Blogging took a back seat over the holidays, but I’m back and ready to talk…Hamilton. I’ve been hooked since hearing the soundtrack for the first time last summer, and earlier this week we saw the show in Chicago. Seeing Hamilton on the stage definitely brought out a few elements not obvious from the cast recording (and man oh man, did Alexander Gemignani as King George steal the show), but there is a reason that kids everywhere are memorizing the lyrics—the songs are the essence of the work.
My wife is a particular fan. Having been raised on Russian poetry, she has never quite understood English-language free verse. Lin-Manuel Miranda’s lyrics are oddly more familiar. Hip-hop is street verse with a beat, not unlike the work of Russian Futurist poet Vladimir Mayakovsky. Compare this couplet from one of Mayakovsky’s better-known poems:
Svetit’ vsegda, svetit’ vezde, do dnei poslednikh dontsa,
svetit’—i nikakikh gvozdei! Vot lozung moi—i solntsa!
with this rap from “My Shot”:
Scratch that, this is not the moment, it’s the movement
where all the hungriest brothers with something to prove went.
You can snap your fingers in 4/4 time to Mayakovsky as easily as you can to Miranda. In each case, you have a surprising, almost outrageous, street rhyme: “svetit’ vezde” (everywhere) and “nikakikh gvozdei” (no nails, i.e., no questions), “movement” and “prove went.” Not least, there is the attitude: Mayakovsky raps that his slogan is “shine to the last days,” just like the sun; Hamilton will not throw away his shot.

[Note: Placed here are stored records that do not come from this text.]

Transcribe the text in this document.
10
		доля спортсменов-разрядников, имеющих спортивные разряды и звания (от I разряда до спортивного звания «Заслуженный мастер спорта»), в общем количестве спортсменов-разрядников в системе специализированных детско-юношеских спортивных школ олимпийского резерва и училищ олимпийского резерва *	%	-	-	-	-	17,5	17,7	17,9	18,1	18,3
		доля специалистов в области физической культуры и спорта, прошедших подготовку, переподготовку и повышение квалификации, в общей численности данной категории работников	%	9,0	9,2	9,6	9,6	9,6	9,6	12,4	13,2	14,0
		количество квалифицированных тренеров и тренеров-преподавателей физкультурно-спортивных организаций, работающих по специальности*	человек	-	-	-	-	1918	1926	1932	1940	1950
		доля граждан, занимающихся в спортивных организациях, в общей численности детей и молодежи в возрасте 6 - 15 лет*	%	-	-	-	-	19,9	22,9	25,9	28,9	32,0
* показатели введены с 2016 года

Want to learn more? Get the fabulous book Hamilton: The Revolution by Miranda and Jeremy McCarter, which among other gems notes that the “general” / “men are all (lining up)” rhyme in “Right Hand Man” is an improvement on “general” / “mineral” in The Pirates of Penzance. Hamilton is a revolution—but as revolutionary poetry, it echoes an earlier master.